Namun, berdasarkan fasilitas yang tersedia, masjid ini lebih menyasar jemaah berusia muda. Oleh karena itu, namanya adalah Masjid Sejuta Pemuda.
Maksudnya, apa yang secara umum disukai oleh para remaja dan anak muda, tersedia di sini. Misalnya, di masjid ini bisa ngopi-ngopi cantik sambil menikmati pemandangan yang indah atau sambil membuat konten untuk media sosial.
Padahal, mohon maaf, di kebanyakan masjid di negara kita, pintu masjid terkunci di pagi hari (setelah salat subuh dan sebelum salat Zuhur). Demikian pula setelah salat Isya, dikunci lagi hingga menjelang waktu subuh masuk.
Mungkin tujuan masjid dikunci bukan berarti menjauhkan diri dari jemaah atau dari masyarakat. Tapi, sebagai tindakan berjaga-jaga, jangan sampai masjid menjadi tempat tidur yang membuat kotor lingkungan masjid.
Yang paling dihindari, tentu untuk menghindari pencurian. Ingat, sekarang banyak pencuri yang mengincar kotak amal atau properti masjid yang bisa dijual.
Jangan heran bila kita mendapatkan suasana ibadah yang khusyuk yang berpadu dengan layanan kopi layaknya di sebuah kafe. Itulah yang dirasakan jemaah di Masjid Sejuta Pemuda Attin.
Masjid tersebut persisnya terletak di Jalan Lamping, RW 5 RT 7, Kelurahan Gedongpanjang, Kecamatan Citamiang, Kota Sukabumi.
Dengan kebebasan seperti itu, masjid ini menjadi daya tarik tersendiri bagi para jemaah, terutama menjelang waktu shalat Zuhur.
Setiap harinya (di luar bulan puasa), para jemaah dapat menikmati kopi yang dibuat oleh Devin Zatta Yumni, seorang marbot masjid yang sekaligus berperan sebagai barista.
Devin memang pernah jadi barista beneran, sebelum menemukan “jalan” untuk mendalami perilaku yang lebih religius.
Kopi yang disuguhkan di masjid ini tidak dipungut biaya sama sekali. Devin menyatakan sering ada sumbangan dari para donatur untuk penyediaan kopi tersebut.
“Di sini kopinya gratis, buka juga 24 jam. Alhamdulillah, dapat support juga dari jemaah, ada yang infak kopi, susunya itu ada yang kirim dari jemaah, jadi dari jemaah untuk jemaah,” kata Devin (Kompas.com, 07/08/2024)

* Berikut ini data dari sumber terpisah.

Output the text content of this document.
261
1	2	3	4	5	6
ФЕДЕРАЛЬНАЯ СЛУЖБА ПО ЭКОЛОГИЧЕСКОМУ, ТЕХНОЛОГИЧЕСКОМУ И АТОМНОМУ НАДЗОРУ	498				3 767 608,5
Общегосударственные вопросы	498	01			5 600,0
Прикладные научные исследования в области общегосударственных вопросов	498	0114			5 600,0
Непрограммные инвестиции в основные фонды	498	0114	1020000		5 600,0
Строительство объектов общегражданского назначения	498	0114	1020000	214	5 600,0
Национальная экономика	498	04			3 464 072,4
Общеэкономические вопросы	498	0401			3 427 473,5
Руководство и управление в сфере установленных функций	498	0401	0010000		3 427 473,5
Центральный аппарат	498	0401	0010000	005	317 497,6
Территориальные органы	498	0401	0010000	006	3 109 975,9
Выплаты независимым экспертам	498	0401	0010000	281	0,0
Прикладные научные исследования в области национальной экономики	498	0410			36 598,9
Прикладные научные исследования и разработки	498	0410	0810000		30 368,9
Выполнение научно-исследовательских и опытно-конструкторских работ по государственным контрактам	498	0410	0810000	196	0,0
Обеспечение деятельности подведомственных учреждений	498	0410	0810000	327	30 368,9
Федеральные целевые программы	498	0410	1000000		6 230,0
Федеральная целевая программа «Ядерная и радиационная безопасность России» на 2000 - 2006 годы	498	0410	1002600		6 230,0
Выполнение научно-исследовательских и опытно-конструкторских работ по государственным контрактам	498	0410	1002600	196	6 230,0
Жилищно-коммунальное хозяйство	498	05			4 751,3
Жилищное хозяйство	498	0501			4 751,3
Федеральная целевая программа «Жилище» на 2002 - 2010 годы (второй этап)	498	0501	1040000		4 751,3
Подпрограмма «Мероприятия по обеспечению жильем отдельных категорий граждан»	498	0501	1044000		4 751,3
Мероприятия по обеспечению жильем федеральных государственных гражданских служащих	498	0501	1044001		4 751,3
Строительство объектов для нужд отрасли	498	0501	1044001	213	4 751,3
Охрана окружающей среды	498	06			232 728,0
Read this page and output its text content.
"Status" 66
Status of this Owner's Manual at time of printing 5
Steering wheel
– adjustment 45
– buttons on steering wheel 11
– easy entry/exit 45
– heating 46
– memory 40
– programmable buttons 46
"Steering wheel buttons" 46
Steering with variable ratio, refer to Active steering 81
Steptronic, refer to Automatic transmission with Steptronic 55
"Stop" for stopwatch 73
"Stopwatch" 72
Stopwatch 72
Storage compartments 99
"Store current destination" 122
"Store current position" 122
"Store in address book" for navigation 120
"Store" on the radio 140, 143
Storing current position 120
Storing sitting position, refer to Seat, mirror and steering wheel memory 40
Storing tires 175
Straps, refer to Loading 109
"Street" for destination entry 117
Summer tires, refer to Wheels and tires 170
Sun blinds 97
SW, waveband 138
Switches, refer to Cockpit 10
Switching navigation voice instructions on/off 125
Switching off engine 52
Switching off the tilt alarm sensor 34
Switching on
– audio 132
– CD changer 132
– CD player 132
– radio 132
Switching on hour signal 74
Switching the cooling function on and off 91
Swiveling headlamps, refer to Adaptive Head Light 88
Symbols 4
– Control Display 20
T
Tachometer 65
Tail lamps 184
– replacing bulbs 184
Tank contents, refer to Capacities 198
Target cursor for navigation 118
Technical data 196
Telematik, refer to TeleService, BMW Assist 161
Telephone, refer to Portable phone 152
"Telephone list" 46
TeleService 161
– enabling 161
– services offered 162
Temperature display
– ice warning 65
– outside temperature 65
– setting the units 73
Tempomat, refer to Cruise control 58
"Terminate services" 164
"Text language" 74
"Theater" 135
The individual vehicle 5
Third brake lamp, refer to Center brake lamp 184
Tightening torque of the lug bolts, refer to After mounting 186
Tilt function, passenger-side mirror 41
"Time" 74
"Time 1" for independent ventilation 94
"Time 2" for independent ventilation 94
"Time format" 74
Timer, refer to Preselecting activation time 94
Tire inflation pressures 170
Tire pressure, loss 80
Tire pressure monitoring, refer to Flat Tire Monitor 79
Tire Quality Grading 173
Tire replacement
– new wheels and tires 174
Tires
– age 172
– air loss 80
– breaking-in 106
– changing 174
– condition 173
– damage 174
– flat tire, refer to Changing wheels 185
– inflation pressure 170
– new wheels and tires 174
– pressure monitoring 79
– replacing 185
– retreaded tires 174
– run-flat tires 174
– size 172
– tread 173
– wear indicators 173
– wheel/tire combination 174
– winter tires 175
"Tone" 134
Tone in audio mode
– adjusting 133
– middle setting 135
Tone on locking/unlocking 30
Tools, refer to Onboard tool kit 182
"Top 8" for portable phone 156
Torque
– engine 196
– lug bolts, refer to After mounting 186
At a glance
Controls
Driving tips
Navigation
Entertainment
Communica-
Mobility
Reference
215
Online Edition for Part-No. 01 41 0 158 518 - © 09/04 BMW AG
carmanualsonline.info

Tidak hanya dari dalam kota Sukabumi, Devin mengungkapkan jemaah yang menikmati kopinya juga datang dari luar Indonesia. “Kalau jemaah selain di dalam kota, luar kota juga ada. Yang paling jauh saya layani jemaah itu dari Malaysia,” ungkap Devin.
Nah, tentang “masjid inklusif”, Majalah Tempo edisi 30 Maret 2025 membuat laporan khusus mengangkat hal ini.
Menurut Tempo, dari hampir 700 ribu masjid di negara kita, hanya terdapat 3 persen masjid inklusif.
Masjid inklusif tersebut diharapkan bisa menjadi contoh komunitas bagaimana memberdayakan tempat ibadah, melebihi dari sekadar tempat ritual ibadah.
Perlu diingat, sejak zaman Nabi Muhammad, masjid dibangun tidak sekadar sebagai tempat ibadah. Masjid inklusif melampaui yang ritual, seperti menjadi pusat toleransi, pertemuan, hingga pembelajaran bagi siapa saja.
Dulu, ketika tempat ibadah umat Islam masih banyak berbentuk bangunan sederhana yang disebut surau atau langgar, tempat tersebut menjadi tempat pertemuan apa saja.
Pertemuan itu tidak harus membicarakan soal ibadah. Boleh merembukkan soal koperasi desa, ronda kampung, cara mengatasi panen yang gagal, dan sebagainya.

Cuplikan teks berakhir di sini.